The introduction of service applications in SharePoint 2010 created a wide range of possibilities for centralizing “common” services. If you ever tried to consume multiple search service applications (SSAs) in 2010, though, you probably quickly realized that there were some “gotchas”. This post will provide a scenario in which it is beneficial to use a separate SSA for crawling People/My Sites (“social”) content, the options/limitations in SharePoint Search 2010, and the improvements in SharePoint Search 2013 that overcome the 2010 limitations.
First, let’s lay out a scenario where you might want to have a separate SSA for “social” content. In this scenario, we are going to have a large number of user profiles and each user will be allowed to have a My Site. The user profiles will be common across all of our farms, so we want to centralize all things related to user profiles (i.e. – a centralized UPA, centralized “social” search, etc.). However, our “content” SSAs will reside in a variety of other places (maybe “common” SSAs or SSAs that are specific to certain farms. We don’t want multiple SSAs attempting to crawl the user profile data due to the impact on the network and the user profile store (i.e.- we want to crawl “social” content once and consume many times). Now let’s look at the options we had in SharePoint Search 2010 and what we get with SharePoint Search 2013.
It was possible to create numerous SSAs and attach them to a single web application. This might have led you to believe (understandably so) that SharePoint would pass your user’s query to each of the SSAs, combine the results, and present a results set that represented the matches from each attached SSA. Unfortunately, SharePoint simply used the “default” SSA and ignored the others. This behavior is unchanged in SharePoint Search 2013. In 2010, you could have used federation to integrate content from other search indices and this worked fairly seamlessly if you were dealing with “normal” content. But what if you were dealing with People content? Federation in SharePoint Search 2010 provided results in an RSS form, which severely limited the data that was returned for People content and provided a result set that looked nothing like SharePoint’s People results. Unless you wanted to write an extensive amount of custom code, you were stuck with either crawling People content from the same SSA that crawled your content or with a less-than-appealing results set for People content.

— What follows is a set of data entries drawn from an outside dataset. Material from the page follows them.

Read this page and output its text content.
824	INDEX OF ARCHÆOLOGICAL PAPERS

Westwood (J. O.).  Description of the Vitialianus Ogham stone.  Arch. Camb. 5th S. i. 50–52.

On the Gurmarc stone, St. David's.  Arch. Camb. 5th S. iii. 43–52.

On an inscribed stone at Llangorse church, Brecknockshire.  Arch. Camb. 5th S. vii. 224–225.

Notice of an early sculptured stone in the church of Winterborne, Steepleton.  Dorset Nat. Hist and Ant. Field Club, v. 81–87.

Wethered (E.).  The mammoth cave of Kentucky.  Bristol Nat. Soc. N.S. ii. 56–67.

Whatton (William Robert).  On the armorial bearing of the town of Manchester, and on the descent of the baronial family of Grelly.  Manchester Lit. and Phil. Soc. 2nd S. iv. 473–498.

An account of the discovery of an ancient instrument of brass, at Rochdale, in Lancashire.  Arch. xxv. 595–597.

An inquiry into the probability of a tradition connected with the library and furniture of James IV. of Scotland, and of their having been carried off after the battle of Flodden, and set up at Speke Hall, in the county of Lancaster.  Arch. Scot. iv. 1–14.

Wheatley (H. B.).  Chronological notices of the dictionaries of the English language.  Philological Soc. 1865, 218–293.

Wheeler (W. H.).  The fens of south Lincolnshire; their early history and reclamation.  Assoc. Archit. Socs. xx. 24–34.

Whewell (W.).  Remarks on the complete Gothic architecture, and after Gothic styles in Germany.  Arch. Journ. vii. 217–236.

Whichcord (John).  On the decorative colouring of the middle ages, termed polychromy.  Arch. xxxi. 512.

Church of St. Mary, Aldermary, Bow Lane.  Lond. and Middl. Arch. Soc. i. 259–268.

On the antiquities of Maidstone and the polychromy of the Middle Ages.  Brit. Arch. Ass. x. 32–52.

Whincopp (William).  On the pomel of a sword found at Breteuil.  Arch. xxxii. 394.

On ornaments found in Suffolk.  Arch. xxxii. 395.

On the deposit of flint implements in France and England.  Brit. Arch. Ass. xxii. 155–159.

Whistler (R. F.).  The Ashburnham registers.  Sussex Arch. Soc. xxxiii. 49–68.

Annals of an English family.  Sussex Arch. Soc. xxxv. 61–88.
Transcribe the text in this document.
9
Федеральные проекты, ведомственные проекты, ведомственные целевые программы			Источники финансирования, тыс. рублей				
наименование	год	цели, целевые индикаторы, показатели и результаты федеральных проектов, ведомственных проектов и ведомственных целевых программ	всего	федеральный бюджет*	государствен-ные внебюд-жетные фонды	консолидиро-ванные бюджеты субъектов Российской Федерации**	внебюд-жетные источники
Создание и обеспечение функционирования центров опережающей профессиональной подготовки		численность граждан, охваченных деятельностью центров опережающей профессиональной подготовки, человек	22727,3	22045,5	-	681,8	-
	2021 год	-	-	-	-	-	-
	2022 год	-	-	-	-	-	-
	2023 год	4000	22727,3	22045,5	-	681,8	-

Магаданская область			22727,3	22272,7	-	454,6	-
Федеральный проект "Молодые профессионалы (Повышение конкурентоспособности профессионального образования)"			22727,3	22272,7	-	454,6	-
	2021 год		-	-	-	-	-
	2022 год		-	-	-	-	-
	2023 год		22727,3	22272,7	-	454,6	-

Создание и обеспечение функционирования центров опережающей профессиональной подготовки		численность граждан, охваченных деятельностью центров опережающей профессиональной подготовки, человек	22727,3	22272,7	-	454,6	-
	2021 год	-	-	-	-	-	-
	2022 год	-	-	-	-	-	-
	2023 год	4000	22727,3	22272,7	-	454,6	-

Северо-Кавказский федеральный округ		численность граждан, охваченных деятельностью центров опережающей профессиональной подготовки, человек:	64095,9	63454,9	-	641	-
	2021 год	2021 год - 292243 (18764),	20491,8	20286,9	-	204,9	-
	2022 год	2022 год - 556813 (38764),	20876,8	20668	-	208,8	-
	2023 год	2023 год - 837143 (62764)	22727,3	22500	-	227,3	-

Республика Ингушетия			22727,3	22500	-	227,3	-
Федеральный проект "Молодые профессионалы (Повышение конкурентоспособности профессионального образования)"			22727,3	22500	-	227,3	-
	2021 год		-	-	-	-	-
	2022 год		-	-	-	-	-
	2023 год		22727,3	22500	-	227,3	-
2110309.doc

SharePoint Search 2013 introduces the concept of a “Remote SharePoint” result source. So how is this different than the federation option in SharePoint Search 2010? Glad you asked. The “Remote SharePoint” result source allows you to pass your query to the remote service and get a full-fidelity result set. This means you lose none of the People search “goodness” that comes from having People content crawled by your local SSA. Go ahead, applaud. The configuration of the inter-farm trust relationship that this requires is not simple, but has been laid out nicely by Steve Peschka in this post about oAuth trust between farms. In my scenario, I created a site collection based on the “Enterprise Search Center” template in my “common” farm and used that URL in my configuration of the “Remote SharePoint” result source. The only issue I encountered was with Step 4. I was getting errors stating that it could not find the app principal. After checking/reconfiguring the trust numerous times, it finally occurred to me that the “App Management Service” (in “Services on Server”) needed to be started on the “common” farm from which I wanted to consume the remote index. As soon as I started that service, Step 4 completed successfully and my remote People content began appearing in my search center. The other thing to what out for if you are building this scenario in a resource constrained test lab, is that services such as the security token service in SharePoint 2013 will not start if the server is under memory pressure (by default, it must have more than 5% free memory). This can be changed by adding the “minFreeMemoryPercentageToActivateService” attribute in the service’s web.config file (NOTE: Only do this in a dev/test environment. If you are encountering memory pressure in Production, address that by reducing load or adding memory).